China hints it may let the yuan rise
CHINA yesterday hinted it may soon let its yuan rise against the dollar, ahead of a state visit by US President Barack Obama.
For the last 18 months the US, the European Union and Japan have complained that Beijing deliberately keeps its currency undervalued against the dollar to give its companies an unfair trade advantage that is reflected in America’s trade deficit with the Asian manufacturing giant.
The International Monetary Fund said at the weekend the yuan, was “significantly undervalued”.
Since 2005 the yuan rose 20 per cent against the dollar, but Beijing has pegged the currency at around that level since the middle of last year.
But yesterday the People’s Bank of China in its third-quarter monetary policy report said foreign exchange policy would take into account “capital flows and major currency movements”.
This significantly departs from the well-worn language the bank has used over the last year and a half on keeping the yuan “basically stable at a reasonable and balanced level”.
Economists and other observers said the new wording from China’s central bank would give it more flexibility but it was unlikely to mean the government would shift policy before the middle of next year, if at all.
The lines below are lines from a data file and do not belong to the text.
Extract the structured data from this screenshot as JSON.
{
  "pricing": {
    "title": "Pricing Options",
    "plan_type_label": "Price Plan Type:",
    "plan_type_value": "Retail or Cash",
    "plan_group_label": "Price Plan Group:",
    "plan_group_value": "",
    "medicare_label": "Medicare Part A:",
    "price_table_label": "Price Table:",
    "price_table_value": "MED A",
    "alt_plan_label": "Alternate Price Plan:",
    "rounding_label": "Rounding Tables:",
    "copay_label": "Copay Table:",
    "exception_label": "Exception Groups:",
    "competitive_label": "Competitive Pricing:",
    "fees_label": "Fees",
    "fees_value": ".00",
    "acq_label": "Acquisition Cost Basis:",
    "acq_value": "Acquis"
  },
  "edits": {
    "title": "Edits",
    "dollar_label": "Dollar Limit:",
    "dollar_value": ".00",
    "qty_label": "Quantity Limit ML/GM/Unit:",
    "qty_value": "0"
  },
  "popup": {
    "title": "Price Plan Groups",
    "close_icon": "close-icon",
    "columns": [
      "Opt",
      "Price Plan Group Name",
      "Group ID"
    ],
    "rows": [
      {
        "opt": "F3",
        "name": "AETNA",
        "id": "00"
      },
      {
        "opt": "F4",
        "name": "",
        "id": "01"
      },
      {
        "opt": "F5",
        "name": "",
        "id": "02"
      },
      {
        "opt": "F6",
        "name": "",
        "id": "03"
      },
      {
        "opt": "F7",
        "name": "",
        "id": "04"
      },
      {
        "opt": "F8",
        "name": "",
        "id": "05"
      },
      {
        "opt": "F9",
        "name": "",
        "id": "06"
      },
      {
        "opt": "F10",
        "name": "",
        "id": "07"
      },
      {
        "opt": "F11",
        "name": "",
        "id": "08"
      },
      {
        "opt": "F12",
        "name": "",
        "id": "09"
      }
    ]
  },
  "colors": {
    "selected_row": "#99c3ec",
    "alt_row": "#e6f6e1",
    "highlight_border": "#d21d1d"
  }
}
Scott Paul, executive director of the Alliance for American Manufacturing, said he suspected the People’s Bank of China report was aimed at defusing tensions on the currency issue before Obama arrives next week in China for talks.
He said: “After many years of observing how China proceeds on this, I’m reluctant to give them much credit other than making a shrewd political move ahead of Obama’s visit.”
President Obama said he planned to bring up China’s currency, “along with a host of other issues,” when he meets for wide-ranging talks with Chinese leaders in Beijing.